Fed Farmers says water pollution criticism unfair
Updated at 11:07 pm on 4 December 2012
Federated Farmers says it is unfair to assume all intensive dairy farmers are irresponsible and contributing to the pollution of waterways.
Massey University fresh water scientist Mike Joy has called for such farming to be curbed as the only solution to clean up rivers and streams.
Dr Joy is one of the speakers at the New Zealand Freshwater Sciences Society annual conference in Dunedin this week.
He told the conference that so-called best practice farming can't do enough to stop freshwater degradation and the only real solution is to cut back on plans to intensify agriculture.
But Federated Farmers spokesperson Ian Mackenzie says dairy operations have little impact on the environment when good practice is adopted.
He says farmers have taken responsibility for their poor practices in the past and need to be given a chance to change their ways.

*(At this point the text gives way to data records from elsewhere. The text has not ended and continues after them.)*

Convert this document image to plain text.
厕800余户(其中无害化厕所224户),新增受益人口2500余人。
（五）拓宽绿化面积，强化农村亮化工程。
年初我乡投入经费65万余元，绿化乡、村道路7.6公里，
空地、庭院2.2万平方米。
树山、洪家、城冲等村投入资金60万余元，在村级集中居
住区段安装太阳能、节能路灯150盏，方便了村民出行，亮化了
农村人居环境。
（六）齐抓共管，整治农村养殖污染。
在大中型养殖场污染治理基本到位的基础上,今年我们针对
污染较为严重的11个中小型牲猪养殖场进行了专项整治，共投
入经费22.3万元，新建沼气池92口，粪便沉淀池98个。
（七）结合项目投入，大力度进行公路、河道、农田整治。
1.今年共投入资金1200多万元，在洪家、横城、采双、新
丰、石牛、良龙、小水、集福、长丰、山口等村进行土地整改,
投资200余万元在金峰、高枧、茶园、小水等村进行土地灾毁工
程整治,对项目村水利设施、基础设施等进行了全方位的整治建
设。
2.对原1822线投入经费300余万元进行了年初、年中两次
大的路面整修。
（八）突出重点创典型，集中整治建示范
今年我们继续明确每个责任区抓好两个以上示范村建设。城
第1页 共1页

The Environmental Defence Society says the Government needs to act on recommendations from the Land and Water Forum that would put limits on intensive farming.
State of waterways 'economic threat'
Dr Joy has been attacked by critics from the Prime Minister down for his internationally reported views on the harm that intensive land use, especially dairy farming, is causing.
But he says the declining quality of New Zealand's waterways is an economic issue rather than an environmental one, because it's undermining the clean green image that the country is trading on.
He says the degradation of waterways will cause the real damage to New Zealand's reputation if nothing is done to reverse it.
Dr Joy says industry bodies with vested interests in agricultural intensification are intentionally suggesting scientists aren't sure how much damage it is causing.
He compared their actions to tobacco companies suggesting scientists don't know if cigarettes damage people's health.